A coleta de dados incluiu periódicos indexados nas bases PubMed/MEDLINE, LILACS, PsycINFO, Web of Science e EMBASE. As palavras-chave e descritores controlados utilizados para a pesquisa nas bases de dados foram: “Friend”, “Companions”, “Companion”, “Friendship”, “Friendships”, “Acquaintances”, “Feeding and Eating Disorders”, “Anorexia”, “Bulimia”. Esses descritores foram escolhidos utilizando-se as terminologias do DeCS - Descritores em Ciências da Saúde e do MeSH - Medical Subject Headings, bem como os entry terms e demais palavras-chave empregadas em estudos que abordam a temática.

Os descritores foram combinados utilizando-se os operadores booleanos AND e OR, até que se obtivessem artigos nos diferentes arranjos, de acordo com os critérios de inclusão adotados. Para operacionalizar as buscas foi utilizada uma rede de serviços disponibilizada por uma universidade pública do Estado de São Paulo, que permite o acesso às bases de dados e aos conteúdos dos periódicos indexados, o que possibilitou extrair os artigos na íntegra. Os dois avaliadores, trabalhando de forma independente, tiveram acesso à totalidade dos artigos selecionados segundo os critérios de elegibilidade.

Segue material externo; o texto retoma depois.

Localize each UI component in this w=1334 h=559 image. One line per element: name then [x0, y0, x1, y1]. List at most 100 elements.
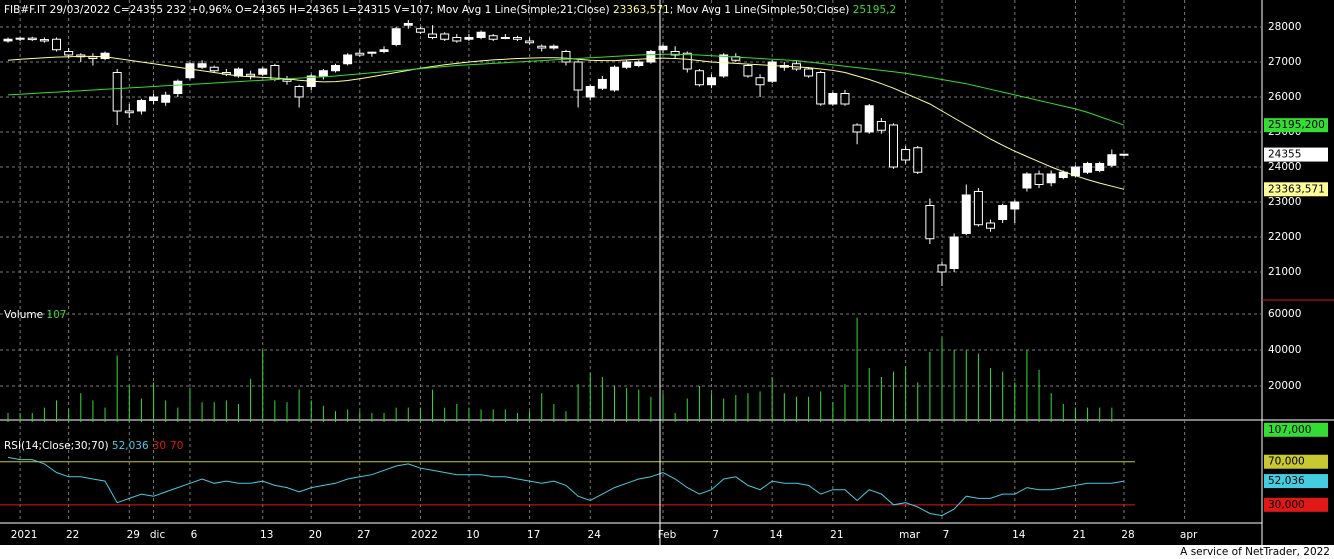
y-tick-label: 40000 [1268, 344, 1301, 356]
candle-body [1046, 173, 1056, 184]
x-tick-label: 14 [1012, 529, 1026, 541]
candle-body [124, 110, 134, 114]
candle-body [573, 61, 583, 91]
panel-title-value: 107 [46, 309, 66, 321]
candle-body [512, 36, 522, 40]
candle-body [415, 28, 425, 33]
series-last-label: 23363,571 [1268, 183, 1325, 195]
header-part: FIB#F.IT 29/03/2022 C=24355 232 +0,96% O… [4, 4, 613, 16]
candle-body [15, 37, 25, 40]
candle-body [391, 28, 401, 45]
volume-last-label: 107,000 [1268, 424, 1311, 436]
candle-body [331, 64, 341, 72]
x-tick-label: dic [150, 529, 166, 541]
x-tick-label: 20 [309, 529, 322, 541]
x-tick-label: 2021 [11, 529, 38, 541]
panel-title-name: Volume [4, 309, 46, 321]
candle-body [901, 148, 911, 161]
x-tick-label: 21 [1073, 529, 1086, 541]
panel-title-value: 52,036 [112, 440, 149, 452]
y-tick-label: 28000 [1268, 21, 1301, 33]
candle-body [888, 124, 898, 168]
candle-body [476, 31, 486, 38]
candle-body [949, 236, 959, 269]
candle-body [233, 68, 243, 77]
candle-body [1083, 162, 1093, 173]
x-tick-label: 10 [466, 529, 479, 541]
candle-body [39, 39, 49, 42]
candle-body [294, 85, 304, 98]
x-tick-label: 29 [127, 529, 140, 541]
candle-body [52, 38, 62, 51]
panel-title-level: 70 [170, 440, 183, 452]
candle-body [816, 71, 826, 105]
candle-body [694, 70, 704, 86]
x-tick-label: 7 [943, 529, 950, 541]
panel-title: RSI(14;Close;30;70) 52,036 30 70 [4, 440, 183, 452]
level-label-box [1264, 497, 1328, 512]
y-tick-label: 20000 [1268, 380, 1301, 392]
candle-body [367, 51, 377, 54]
x-tick-label: 28 [1121, 529, 1134, 541]
panel-title: Volume 107 [4, 309, 66, 321]
close-label: 24355 [1268, 149, 1301, 161]
candle-body [852, 124, 862, 133]
x-tick-label: 13 [260, 529, 273, 541]
level-label-box [1264, 454, 1328, 469]
header-part: 25195,2 [853, 4, 896, 16]
candle-body [1119, 153, 1129, 156]
candle-body [379, 49, 389, 52]
x-tick-label: mar [899, 529, 921, 541]
candle-body [270, 64, 280, 80]
candle-body [100, 52, 110, 59]
series-last-label-box [1264, 182, 1328, 197]
candle-body [549, 45, 559, 49]
candle-body [646, 50, 656, 63]
candle-body [452, 36, 462, 42]
candle-body [403, 22, 413, 26]
rsi-line [7, 456, 1125, 517]
candle-body [318, 70, 328, 77]
rsi-last-label-box [1264, 474, 1328, 489]
candle-body [246, 73, 256, 77]
x-tick-label: 17 [527, 529, 540, 541]
candle-body [925, 204, 935, 240]
candle-body [682, 52, 692, 70]
candle-body [440, 33, 450, 40]
candle-body [561, 50, 571, 63]
footer-bar [0, 545, 1334, 559]
candle-body [149, 96, 159, 101]
candle-body [1095, 162, 1105, 171]
candle-body [804, 68, 814, 77]
y-tick-label: 21000 [1268, 266, 1301, 278]
candle-body [973, 190, 983, 226]
header-part: ; Mov Avg 1 Line(Simple;50;Close) [670, 4, 853, 16]
candle-body [719, 54, 729, 77]
candle-body [597, 78, 607, 89]
candle-body [913, 147, 923, 173]
series-last-label-box [1264, 118, 1328, 133]
candle-body [634, 61, 644, 66]
candle-body [1034, 173, 1044, 185]
x-tick-label: 24 [588, 529, 602, 541]
y-tick-label: 60000 [1268, 308, 1301, 320]
candle-body [500, 36, 510, 39]
candle-body [840, 92, 850, 105]
candle-body [185, 63, 195, 79]
candle-body [537, 45, 547, 49]
candle-body [961, 194, 971, 234]
x-tick-label: 2022 [411, 529, 438, 541]
x-tick-label: 14 [770, 529, 784, 541]
x-tick-label: 6 [191, 529, 198, 541]
level-label: 70,000 [1268, 456, 1305, 468]
y-tick-label: 24000 [1268, 161, 1301, 173]
x-tick-label: Feb [658, 529, 677, 541]
candle-body [525, 40, 535, 44]
candle-body [767, 61, 777, 82]
y-tick-label: 27000 [1268, 56, 1301, 68]
x-tick-label: 27 [357, 529, 370, 541]
candle-body [828, 92, 838, 105]
candle-body [3, 38, 13, 42]
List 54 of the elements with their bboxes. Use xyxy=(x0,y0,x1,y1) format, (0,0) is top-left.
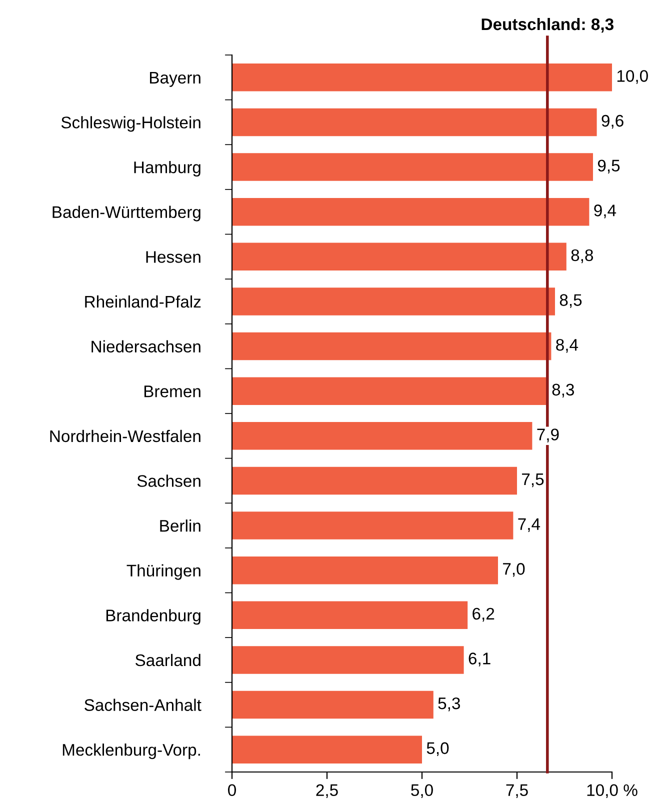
data-label: 8,8 xyxy=(571,249,594,264)
data-label: 10,0 xyxy=(617,70,648,84)
y-tick-label: Hessen xyxy=(146,251,200,263)
x-tick-label: 7,5 xyxy=(506,784,528,798)
y-tick-label: Bremen xyxy=(144,386,200,398)
data-label: 9,6 xyxy=(602,114,624,129)
x-tick-label: 0 xyxy=(228,784,236,796)
bar xyxy=(232,466,517,495)
data-label: 5,3 xyxy=(438,697,460,712)
y-tick-label: Sachsen xyxy=(137,474,200,487)
bar xyxy=(232,736,422,764)
data-label: 7,5 xyxy=(522,474,544,488)
y-tick-label: Baden-Württemberg xyxy=(52,206,200,222)
x-tick-label: 10,0 % xyxy=(587,784,638,798)
y-tick-label: Mecklenburg-Vorp. xyxy=(62,744,200,760)
y-tick-label: Niedersachsen xyxy=(92,340,200,352)
data-label: 7,0 xyxy=(503,563,525,577)
data-label: 6,1 xyxy=(468,652,490,666)
y-tick-label: Sachsen-Anhalt xyxy=(84,698,202,711)
y-tick-label: Rheinland-Pfalz xyxy=(85,295,201,308)
bar xyxy=(232,242,566,271)
data-label: 7,4 xyxy=(518,518,540,532)
y-tick-label: Hamburg xyxy=(134,160,200,177)
x-tick-label: 5,0 xyxy=(411,784,433,798)
y-tick-label: Nordrhein-Westfalen xyxy=(50,430,200,442)
bar xyxy=(232,512,514,540)
bar xyxy=(232,556,498,584)
data-label: 8,5 xyxy=(560,294,582,308)
bar xyxy=(232,332,552,360)
data-label: 8,3 xyxy=(552,384,574,398)
bar xyxy=(232,108,597,136)
y-tick-label: Brandenburg xyxy=(106,609,200,625)
y-tick-label: Berlin xyxy=(160,519,200,532)
data-label: 9,5 xyxy=(598,160,620,174)
data-label: 6,2 xyxy=(472,608,494,622)
bar xyxy=(232,422,532,450)
bar xyxy=(232,646,464,674)
bar xyxy=(232,377,548,405)
bar xyxy=(232,601,468,630)
bar xyxy=(232,153,593,181)
data-label: 8,4 xyxy=(556,338,578,353)
bar xyxy=(232,288,555,316)
ref-line-label: Deutschland: 8,3 xyxy=(482,18,614,33)
data-label: 5,0 xyxy=(426,742,449,756)
y-tick-label: Thüringen xyxy=(126,564,200,580)
data-label: 7,9 xyxy=(537,428,559,442)
bar xyxy=(232,690,434,719)
y-tick-label: Bayern xyxy=(150,72,200,87)
data-label: 9,4 xyxy=(594,204,616,218)
y-tick-label: Saarland xyxy=(135,654,200,666)
y-tick-label: Schleswig-Holstein xyxy=(61,116,200,132)
bar xyxy=(232,198,590,226)
bar xyxy=(232,64,612,92)
x-tick-label: 2,5 xyxy=(316,784,338,798)
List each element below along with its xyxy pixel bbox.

Na busca foram considerados os seguintes critérios de inclusão: (1) artigos publicados no período de janeiro de 2010 a dezembro de 2020; (2) artigos publicados em língua portuguesa, inglesa ou espanhola; (3) estudos empíricos que abordassem a temática das relações de amizade no contexto dos TAs; (4) que disponibilizassem o resumo na base de dados; (5) que respondessem à questão norteadora da revisão. Os critérios de exclusão foram: (1) artigos que tratavam de outros transtornos que não se enquadram nos critérios diagnósticos de TAs; (2) artigos que abordavam as redes sociais no geral, sem focalizar especificamente as relações de amizade; (3) publicações no formato de dissertação, tese, livro, capítulo de livro, resenha, manual, editorial, carta ao editor, comentário ou crítica; (4) estudos de revisão de literatura.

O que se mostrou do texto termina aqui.